Second, a lot of the fantasy adventures I mentioned are about solving a problem. Beasts of Tabat is so much more than this. There are problems, yes, and some of them get resolved, but this is not a book where the Tour goes around collecting Plot Coupons and applying them to a Clearly Defined Problem. This is coming into a world in flux–on a personal level, a professional level, a social level, a magical level–and watching it turn into something new and wonderful.
(This is perhaps an excellent time to remind people of the origins of words such as “wonderful”, “fantastic”, and “terrific”. Terry Pratchett said it best.)
I think this works because of the attention paid to the characters and the small details. There’s Bella Kanto and Teo, but the characters moving around them and affected by them (I’m particularly engaged by Eloquence Seaborn and Leonoa, but you can take your pick) feel so distinct that those two feel pleasantly more like windows to the world than heroes in it. (I grant Bella Kanto is of heroic stature, but it’s not because of how she’s framed in the text.)

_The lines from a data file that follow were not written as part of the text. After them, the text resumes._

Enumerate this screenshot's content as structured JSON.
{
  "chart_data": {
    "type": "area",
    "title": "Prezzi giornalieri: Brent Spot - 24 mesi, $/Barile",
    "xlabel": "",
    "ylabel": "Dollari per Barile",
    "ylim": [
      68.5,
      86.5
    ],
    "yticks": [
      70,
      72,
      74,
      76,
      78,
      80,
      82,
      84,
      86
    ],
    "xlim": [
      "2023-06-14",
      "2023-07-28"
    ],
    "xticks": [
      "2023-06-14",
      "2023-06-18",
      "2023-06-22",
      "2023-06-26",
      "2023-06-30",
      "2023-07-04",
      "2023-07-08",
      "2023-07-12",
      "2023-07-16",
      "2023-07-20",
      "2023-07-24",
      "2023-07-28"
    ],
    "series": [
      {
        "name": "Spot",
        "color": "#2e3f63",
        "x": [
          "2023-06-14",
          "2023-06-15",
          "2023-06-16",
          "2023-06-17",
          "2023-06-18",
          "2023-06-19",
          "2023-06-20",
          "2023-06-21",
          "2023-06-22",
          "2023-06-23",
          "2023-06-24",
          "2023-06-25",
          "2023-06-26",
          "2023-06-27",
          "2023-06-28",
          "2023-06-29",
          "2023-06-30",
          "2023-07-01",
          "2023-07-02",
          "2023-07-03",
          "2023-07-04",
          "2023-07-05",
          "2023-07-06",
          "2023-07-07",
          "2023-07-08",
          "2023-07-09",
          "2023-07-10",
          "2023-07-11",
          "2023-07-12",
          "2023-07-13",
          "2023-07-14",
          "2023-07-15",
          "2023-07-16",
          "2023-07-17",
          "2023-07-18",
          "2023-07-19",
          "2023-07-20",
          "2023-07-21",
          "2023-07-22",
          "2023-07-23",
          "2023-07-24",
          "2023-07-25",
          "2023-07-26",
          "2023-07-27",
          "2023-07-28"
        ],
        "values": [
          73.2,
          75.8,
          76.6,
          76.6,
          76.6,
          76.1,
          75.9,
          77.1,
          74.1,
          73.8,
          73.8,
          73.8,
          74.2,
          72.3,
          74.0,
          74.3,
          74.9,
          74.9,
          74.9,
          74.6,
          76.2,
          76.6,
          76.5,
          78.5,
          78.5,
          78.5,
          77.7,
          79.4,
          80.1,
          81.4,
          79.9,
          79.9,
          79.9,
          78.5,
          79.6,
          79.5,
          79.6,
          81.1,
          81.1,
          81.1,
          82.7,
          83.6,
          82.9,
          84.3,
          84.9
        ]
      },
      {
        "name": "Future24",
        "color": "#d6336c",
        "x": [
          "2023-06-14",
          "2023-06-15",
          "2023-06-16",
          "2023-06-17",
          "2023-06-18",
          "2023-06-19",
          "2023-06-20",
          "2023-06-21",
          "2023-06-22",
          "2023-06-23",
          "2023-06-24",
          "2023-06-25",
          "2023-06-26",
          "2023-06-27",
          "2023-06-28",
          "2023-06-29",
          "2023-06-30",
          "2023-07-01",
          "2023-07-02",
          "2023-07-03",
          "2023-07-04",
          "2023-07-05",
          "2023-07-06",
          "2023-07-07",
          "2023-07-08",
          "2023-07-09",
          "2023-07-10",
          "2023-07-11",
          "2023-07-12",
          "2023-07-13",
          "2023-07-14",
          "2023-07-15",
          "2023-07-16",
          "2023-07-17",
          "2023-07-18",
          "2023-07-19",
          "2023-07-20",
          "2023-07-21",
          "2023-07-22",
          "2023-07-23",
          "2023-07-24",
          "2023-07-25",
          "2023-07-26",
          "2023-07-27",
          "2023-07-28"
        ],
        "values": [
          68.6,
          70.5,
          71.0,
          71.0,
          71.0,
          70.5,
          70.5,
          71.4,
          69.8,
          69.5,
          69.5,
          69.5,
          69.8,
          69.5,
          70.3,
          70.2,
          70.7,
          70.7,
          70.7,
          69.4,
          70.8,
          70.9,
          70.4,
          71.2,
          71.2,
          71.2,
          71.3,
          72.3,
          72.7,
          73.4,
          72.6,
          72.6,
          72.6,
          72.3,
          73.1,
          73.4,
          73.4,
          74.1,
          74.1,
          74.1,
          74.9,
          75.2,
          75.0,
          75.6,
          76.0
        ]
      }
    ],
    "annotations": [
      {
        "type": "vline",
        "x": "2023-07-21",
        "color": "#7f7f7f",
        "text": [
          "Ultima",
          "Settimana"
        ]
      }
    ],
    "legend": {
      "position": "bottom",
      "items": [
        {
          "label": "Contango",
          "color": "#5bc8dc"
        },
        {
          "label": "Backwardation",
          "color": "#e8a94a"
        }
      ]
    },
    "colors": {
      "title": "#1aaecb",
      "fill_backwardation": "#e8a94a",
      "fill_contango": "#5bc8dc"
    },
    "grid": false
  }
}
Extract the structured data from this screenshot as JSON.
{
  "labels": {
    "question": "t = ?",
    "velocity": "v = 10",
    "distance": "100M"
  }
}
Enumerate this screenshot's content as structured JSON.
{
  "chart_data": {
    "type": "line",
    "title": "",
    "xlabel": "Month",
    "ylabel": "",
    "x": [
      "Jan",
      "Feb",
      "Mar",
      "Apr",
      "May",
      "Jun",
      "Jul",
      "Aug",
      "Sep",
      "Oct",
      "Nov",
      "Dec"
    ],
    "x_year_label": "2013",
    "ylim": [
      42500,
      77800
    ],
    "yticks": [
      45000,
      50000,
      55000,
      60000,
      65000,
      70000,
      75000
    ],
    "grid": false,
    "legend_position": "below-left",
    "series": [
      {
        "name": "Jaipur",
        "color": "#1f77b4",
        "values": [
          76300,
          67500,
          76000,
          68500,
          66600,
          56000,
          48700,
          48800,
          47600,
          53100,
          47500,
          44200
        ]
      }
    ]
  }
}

The growing unrest, the prejudice against the Beasts, the changes coming–this is the kind of thing that could get handwaved into a simple didactic dichotomy, and instead the depiction of what living in a world like this is like makes it interesting and involving. I am having opinions about this world, dammit, and I love it.
(There are several other stories set in Tabat, which are listed at the bottom of the page here; I’ve read half a dozen of them, and am going to go read more now that I’ve finished the novel. Just figured I should mention (1) you don’t need to have read them and (2) they’re worth checking out.)
I want to see where this goes. I need to see how it comes out. And it will be wonderful.